The dollar was also boosted by comments from central bank officials which indicated that a rate hike in June is still a viable option.

St. Louis Fed President James Bullard, a noted hawk, has backed two more rate hikes this year in order to tame inflation, while his Minneapolis colleague Neel Kashkari said the central bank should signal next month that the tightening is far from over. If it stops next month.

The Fed chief hinted at a pause in the June central bank meeting during a conference call on Friday, but he may still have to convince a number of his colleagues.

It fell 0.1% to 138.52, after earlier rising to a nearly six-month high in Asian trade, reflecting the stark contrast between a still-hawkish Fed and a very hawkish Fed.

However, the yen benefited from data showing that the country unexpectedly grew in May, while growth hit a record high.

It traded largely flat at 1.0813 ahead of the release of May preliminary data for the Eurozone, which is expected to show a strong services sector supporting lackluster manufacturing.

European Central Bank policymaker Pablo Hernandez de Cos said on Monday that countries still need to raise interest rates further to bring inflation down to its medium-term target of 2%.

It fell 0.1% to 1.2426, with quick numbers also expected in the UK, while the risk-sensitive index traded largely flat at 0.6653 even with the positive sign of some resilience in the economy.

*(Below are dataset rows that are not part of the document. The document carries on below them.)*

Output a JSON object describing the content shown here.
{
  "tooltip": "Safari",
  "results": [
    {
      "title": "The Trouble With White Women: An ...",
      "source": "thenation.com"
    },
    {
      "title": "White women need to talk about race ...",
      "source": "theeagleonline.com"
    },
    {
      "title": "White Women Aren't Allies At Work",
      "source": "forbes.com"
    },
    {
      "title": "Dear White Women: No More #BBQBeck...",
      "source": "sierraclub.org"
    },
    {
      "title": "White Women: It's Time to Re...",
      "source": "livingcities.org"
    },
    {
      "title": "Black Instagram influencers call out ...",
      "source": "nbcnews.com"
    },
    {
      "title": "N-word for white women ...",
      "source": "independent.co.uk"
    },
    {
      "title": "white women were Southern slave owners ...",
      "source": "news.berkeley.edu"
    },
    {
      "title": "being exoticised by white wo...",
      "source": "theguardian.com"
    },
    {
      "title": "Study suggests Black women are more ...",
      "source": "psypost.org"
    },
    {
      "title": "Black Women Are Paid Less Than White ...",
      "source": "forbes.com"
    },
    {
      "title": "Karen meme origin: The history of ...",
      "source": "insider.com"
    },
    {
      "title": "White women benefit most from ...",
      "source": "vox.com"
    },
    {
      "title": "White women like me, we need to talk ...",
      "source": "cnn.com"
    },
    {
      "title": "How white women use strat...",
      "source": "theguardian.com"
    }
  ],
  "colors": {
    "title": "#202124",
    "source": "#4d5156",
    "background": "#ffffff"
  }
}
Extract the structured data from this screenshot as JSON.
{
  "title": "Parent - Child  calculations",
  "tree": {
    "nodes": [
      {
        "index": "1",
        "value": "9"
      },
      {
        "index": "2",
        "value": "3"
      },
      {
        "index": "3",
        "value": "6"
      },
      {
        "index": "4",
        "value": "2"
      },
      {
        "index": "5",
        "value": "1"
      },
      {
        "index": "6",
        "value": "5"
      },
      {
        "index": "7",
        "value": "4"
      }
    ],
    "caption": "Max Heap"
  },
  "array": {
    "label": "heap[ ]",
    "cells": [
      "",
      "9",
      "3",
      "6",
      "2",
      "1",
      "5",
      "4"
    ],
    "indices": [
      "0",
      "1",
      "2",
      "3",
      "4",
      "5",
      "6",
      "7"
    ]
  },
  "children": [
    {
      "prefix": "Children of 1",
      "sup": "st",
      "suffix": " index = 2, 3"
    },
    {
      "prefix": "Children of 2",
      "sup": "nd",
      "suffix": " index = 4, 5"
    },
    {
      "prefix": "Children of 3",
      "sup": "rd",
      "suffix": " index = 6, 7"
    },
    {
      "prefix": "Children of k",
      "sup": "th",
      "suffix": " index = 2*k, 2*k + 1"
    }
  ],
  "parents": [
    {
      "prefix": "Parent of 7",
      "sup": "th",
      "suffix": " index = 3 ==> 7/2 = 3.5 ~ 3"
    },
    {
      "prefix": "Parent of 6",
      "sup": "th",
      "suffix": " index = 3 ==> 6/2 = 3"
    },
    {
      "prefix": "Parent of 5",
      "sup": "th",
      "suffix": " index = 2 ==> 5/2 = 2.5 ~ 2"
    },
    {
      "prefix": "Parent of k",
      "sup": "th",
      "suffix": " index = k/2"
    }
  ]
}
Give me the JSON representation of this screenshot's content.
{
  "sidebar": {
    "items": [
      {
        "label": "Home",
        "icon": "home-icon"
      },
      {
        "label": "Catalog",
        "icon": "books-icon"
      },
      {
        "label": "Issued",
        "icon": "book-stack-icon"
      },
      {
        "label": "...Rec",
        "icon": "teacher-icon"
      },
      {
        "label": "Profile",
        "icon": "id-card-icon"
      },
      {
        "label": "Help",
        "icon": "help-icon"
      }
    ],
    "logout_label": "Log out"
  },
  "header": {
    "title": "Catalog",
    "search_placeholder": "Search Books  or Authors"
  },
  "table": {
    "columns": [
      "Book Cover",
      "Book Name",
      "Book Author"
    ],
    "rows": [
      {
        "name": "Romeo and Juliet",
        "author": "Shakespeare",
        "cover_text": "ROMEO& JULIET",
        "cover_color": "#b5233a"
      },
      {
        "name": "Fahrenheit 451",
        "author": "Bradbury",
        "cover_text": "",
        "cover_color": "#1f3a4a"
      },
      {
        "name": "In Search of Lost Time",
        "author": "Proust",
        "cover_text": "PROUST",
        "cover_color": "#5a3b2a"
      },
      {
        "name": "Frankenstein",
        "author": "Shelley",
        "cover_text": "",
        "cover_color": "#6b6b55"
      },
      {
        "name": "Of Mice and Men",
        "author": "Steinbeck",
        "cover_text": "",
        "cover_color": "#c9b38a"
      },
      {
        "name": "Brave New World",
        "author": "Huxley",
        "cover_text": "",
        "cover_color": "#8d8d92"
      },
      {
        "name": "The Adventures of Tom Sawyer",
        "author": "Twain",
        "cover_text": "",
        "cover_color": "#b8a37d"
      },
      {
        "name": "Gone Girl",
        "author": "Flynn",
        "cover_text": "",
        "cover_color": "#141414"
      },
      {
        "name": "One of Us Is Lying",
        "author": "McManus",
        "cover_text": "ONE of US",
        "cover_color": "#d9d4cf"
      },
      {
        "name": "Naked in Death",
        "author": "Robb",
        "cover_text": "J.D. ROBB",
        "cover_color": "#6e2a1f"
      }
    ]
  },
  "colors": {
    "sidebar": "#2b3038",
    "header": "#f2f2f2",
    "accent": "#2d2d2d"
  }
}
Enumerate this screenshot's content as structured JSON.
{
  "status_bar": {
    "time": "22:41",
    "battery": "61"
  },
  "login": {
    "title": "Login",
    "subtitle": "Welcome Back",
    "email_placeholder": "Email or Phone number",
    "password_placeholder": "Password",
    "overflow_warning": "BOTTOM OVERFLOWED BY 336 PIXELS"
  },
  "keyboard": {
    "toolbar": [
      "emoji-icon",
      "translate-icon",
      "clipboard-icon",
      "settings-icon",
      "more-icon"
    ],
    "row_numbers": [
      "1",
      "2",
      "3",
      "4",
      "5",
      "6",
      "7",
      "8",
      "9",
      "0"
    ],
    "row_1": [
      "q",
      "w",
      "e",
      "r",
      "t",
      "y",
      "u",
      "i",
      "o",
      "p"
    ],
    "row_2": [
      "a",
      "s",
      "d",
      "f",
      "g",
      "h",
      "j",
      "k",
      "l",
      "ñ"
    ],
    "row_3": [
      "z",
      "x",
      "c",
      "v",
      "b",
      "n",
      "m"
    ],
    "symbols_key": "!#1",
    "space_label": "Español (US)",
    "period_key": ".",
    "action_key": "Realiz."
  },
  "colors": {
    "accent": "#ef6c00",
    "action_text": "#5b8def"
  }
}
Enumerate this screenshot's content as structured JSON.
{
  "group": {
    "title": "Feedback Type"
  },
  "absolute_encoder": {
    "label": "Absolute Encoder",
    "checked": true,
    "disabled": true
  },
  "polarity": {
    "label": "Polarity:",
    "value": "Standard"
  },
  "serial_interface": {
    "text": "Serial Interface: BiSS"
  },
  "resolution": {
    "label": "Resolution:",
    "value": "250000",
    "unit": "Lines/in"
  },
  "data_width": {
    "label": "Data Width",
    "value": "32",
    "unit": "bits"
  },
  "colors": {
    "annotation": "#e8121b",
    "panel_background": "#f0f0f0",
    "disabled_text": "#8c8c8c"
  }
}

It rose 0.2% to 7.0463, with the yuan trading near a six-month low against the dollar amid continuing uncertainty over the country’s slowing economic recovery.

It rose 0.2% to 346.43 ahead of a policy-setting meeting by the Hungarian central bank, which could lead to a key rate cut for the first time in three years.

The European Union, which oversees the highest borrowing costs in the European Union, is expected to cut its overnight rate by a full percentage point to 17% later on Tuesday.